Growing up Jewish, I always knew—in the way you know something without truly feeling it—that there were people in this world who hated us. People who wanted to hurt us. People who wanted to see us erased. But that hatred always lived somewhere else. In another country. In another century. In the pages of a history book.
    I knew the stories of Purim, Hanukkah, and Passover—stories of a people who refused to be broken, who rose up again and again to survive. But they felt like legends, ancient and distant. I knew about the Holocaust, about the systematic slaughter of six million of our people, but even that felt somehow unreal—too enormous, too monstrous to fully absorb as something that actually happened to actual human beings. I knew about the bombings in Israel, the sirens, the shelters, the constant vigilance—but that was far away. That was over there. That couldn’t happen here.
    Until today.
    Recently, the hatred came to my backyard. Less than a mile away.
    I was going about my regular day—working, moving through the ordinary rhythms of life—when my phone screamed with an urgent alert: active shooter at Temple Israel. Seconds later, an email from our community association: effective immediately, the community was on lockdown. The gates were sealed. We were told to shelter in place.
    Shelter in place. As if those words could protect us.
    My heart began to pound. My mind raced to the geography of our neighborhood—directly in the path between the synagogue and the Jewish Community Center, the shooter’s likely next target. I wanted to hide. I wanted to pull my children into a closet, hold them tight, and cry until it was over. I felt utterly unprepared, as though I had been yanked without warning into some terrible chapter of history I thought I’d only ever read about.
    But there was no time to hide. No time to cry. No time to prepare. There was only now—and my children, whose eyes were wide with a terror no child should ever know, who suddenly didn’t feel safe in their own home.
    No one teaches us this. No one in America prepares us for the moment history stops being history and becomes the present tense. I had nothing but instinct, love, and a handful of close friends sending messages of support to carry me through.
    In the thick of the panic, my kids begged me to take down the mezuzah from our front door—afraid that if someone came running past, it would mark us. Identify us. Target us.
    I stood there and felt the weight of that request in my chest.
    I debated it. I wrestled with it. And then I did it—because in that moment, my only job was to give my children whatever thin, fragile sense of safety I could offer in a world that had suddenly stopped feeling safe at all.
    But as I stood outside in the open air, heart hammering, hands moving quickly, something shifted inside me. I thought about the Jews in Nazi Germany who would have given anything not to wear the yellow star sewn onto their coats. I thought about the Jews of the Maccabean era, praying and studying in secret, hunted for the crime of belief. I thought about Moses’s mother, placing her baby into a basket on the river—not out of abandonment, but out of a love so desperate and fierce it looked like letting go.

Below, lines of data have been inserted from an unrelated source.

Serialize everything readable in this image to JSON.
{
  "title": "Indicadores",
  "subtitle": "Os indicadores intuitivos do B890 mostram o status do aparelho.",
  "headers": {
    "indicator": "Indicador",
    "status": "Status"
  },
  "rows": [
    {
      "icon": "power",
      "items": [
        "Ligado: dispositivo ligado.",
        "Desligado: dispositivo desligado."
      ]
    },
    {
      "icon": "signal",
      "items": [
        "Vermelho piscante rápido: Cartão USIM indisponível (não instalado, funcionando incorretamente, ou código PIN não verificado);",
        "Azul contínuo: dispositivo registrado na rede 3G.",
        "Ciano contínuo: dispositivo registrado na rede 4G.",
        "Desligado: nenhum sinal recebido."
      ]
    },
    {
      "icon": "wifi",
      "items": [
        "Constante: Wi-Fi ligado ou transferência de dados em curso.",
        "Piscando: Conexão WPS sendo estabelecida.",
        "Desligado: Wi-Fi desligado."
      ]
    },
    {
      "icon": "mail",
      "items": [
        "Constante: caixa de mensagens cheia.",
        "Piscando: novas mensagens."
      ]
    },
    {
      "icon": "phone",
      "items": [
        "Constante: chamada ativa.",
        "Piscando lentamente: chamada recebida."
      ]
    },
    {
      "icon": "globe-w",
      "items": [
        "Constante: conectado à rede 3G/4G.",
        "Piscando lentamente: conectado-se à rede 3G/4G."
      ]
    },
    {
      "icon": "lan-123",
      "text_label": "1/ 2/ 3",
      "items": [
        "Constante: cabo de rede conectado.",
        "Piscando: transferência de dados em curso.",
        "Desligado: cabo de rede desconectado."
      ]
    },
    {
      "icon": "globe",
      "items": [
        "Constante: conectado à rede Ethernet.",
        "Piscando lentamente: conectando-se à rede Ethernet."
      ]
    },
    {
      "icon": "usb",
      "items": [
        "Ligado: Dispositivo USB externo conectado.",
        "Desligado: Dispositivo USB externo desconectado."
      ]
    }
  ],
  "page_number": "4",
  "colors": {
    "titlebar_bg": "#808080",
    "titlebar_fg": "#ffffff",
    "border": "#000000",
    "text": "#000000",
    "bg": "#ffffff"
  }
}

    We have always been here before.
    We put on a Disney movie. I sat with my phone in my hand, watching the messages pour in—love, fear, solidarity—and I pulled my children close. And somewhere in those hours of waiting and holding and pretending to be calm, it hit me with full force:
    This is not ancient history. This is not far away. This is my street. My home. My children’s faces.
    The hatred I had always known about in the abstract—it was here. It was real. And it was happening to us.

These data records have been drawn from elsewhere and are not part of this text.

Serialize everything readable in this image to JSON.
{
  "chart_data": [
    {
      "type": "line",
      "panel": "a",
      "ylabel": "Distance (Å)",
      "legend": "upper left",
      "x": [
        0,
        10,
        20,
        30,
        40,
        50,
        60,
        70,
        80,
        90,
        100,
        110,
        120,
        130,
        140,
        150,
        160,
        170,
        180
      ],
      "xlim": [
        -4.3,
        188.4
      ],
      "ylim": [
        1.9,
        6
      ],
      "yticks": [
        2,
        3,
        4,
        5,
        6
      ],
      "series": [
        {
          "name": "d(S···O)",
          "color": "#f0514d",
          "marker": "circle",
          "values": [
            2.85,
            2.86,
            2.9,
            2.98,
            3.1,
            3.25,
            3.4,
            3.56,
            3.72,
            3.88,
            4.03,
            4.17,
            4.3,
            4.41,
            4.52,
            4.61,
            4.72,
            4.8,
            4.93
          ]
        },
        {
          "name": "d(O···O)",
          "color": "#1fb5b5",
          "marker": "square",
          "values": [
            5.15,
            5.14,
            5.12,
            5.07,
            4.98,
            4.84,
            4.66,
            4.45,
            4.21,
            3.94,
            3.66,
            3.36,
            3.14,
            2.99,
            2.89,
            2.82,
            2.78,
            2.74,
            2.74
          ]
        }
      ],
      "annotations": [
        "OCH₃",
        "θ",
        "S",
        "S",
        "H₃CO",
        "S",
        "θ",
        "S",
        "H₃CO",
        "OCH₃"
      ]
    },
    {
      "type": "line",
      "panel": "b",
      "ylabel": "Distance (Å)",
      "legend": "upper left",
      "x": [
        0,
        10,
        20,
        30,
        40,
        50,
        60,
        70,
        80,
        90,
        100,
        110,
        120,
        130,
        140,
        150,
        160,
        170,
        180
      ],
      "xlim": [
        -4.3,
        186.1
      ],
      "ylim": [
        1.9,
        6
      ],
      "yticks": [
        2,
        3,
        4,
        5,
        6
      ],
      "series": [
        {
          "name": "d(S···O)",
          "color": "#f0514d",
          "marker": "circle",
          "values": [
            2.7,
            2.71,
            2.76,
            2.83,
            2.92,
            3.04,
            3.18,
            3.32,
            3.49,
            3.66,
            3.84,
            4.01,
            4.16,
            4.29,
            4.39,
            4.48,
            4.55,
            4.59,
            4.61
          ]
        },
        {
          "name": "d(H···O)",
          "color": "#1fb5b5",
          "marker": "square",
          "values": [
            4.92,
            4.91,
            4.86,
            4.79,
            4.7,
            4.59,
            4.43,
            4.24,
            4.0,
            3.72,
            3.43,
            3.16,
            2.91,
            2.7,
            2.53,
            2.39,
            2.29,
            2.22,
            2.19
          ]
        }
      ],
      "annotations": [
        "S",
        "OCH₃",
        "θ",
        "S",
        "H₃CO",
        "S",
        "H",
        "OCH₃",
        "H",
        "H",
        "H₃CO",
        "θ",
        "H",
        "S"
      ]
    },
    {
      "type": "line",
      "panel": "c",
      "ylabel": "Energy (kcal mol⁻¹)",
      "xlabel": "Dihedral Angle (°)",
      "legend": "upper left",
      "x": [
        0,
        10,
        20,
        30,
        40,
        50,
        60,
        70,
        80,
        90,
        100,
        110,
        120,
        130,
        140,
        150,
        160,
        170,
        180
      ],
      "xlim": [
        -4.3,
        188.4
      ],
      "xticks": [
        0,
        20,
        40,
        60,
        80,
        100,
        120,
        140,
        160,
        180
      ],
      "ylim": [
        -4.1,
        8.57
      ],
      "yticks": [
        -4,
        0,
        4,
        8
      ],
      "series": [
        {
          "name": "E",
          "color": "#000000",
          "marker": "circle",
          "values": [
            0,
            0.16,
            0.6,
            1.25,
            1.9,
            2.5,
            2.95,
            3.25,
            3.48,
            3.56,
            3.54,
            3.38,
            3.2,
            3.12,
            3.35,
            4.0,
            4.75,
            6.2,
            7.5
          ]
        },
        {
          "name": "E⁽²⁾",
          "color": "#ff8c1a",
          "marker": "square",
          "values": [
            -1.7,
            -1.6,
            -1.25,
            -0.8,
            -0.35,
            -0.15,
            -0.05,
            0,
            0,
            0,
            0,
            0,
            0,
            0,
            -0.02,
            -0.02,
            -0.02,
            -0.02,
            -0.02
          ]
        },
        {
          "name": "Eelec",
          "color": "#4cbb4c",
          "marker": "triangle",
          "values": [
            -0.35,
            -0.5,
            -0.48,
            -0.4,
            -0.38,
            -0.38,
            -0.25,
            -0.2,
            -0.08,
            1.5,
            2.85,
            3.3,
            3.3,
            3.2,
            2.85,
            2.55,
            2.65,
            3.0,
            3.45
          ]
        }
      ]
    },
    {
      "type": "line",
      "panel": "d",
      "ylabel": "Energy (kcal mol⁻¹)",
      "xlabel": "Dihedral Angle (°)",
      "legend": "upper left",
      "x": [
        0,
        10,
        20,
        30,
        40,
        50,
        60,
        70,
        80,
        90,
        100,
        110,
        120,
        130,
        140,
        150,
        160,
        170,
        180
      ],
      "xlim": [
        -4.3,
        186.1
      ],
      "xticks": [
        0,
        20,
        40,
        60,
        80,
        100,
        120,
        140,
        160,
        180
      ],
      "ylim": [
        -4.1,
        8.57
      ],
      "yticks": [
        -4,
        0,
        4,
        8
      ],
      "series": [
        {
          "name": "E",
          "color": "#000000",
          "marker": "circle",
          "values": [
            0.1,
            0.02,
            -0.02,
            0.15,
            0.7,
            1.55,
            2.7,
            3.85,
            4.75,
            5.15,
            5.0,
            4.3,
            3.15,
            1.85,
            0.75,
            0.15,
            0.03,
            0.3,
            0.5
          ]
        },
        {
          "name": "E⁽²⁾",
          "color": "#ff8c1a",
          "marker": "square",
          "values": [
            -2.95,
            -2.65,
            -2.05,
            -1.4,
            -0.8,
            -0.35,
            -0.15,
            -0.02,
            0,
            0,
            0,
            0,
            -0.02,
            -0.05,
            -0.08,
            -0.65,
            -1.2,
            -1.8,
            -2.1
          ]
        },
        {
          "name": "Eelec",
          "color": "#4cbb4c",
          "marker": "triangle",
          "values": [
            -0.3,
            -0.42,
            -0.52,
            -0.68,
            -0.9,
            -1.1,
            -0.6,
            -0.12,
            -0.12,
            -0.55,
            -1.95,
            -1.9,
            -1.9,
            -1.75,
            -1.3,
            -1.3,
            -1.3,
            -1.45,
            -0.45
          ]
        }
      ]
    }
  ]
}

    After several agonizing hours, word came that the shooter had been taken down, thanks to the extraordinary courage of the synagogue’s security team, its staff, and the first responders who ran toward the danger. The lockdown was lifted. We were told we were “safe.”
    Safe. What a complicated word that has become.
    With Passover upon us, I find myself thinking about what it means that we are still here—still fighting, still surviving, still having to explain to our children why someone would want to hurt them for being who they are. More than three thousand years have passed since our ancestors were slaves in Egypt, and yet in some profound and painful way, we are still not entirely free. We are still slaves—not to Pharaoh, but to the hatred that refuses to die.
    And yet.
    The Jewish people have a one-hundred percent survival rate. Every empire that has tried to destroy us has crumbled. Every Haman, every Pharaoh, every force that has tried to extinguish this people has failed. We are still here. We are always still here. We rise—again and again— like a phoenix from the ashes, carrying our history in our hands and our hope in our hearts.
    When my children are ready, we will rehang the mezuzah. That will be our rising.
    I will not raise my children in fear—but I will always do whatever it takes to make them feel safe. We will not be slaves to hatred and antisemitism. We will fight for our freedom, even if the road is long, even if it winds through the wilderness for years. We will keep going.
    And when we gather for Passover, I will look my children in the eyes and tell them the truth: the hatred is not only in ancient stories. It is not only in other countries. It is here. It has been in our backyard. It has knocked on our door.
    But it will not win. It has never won.
    And we—battered, frightened, fierce, and unbroken—we are still here.

STACY ABRAMS is the Director of Chapter Initiatives & Outreach for United Synagogue Youth (USY). She lives in Michigan with her family.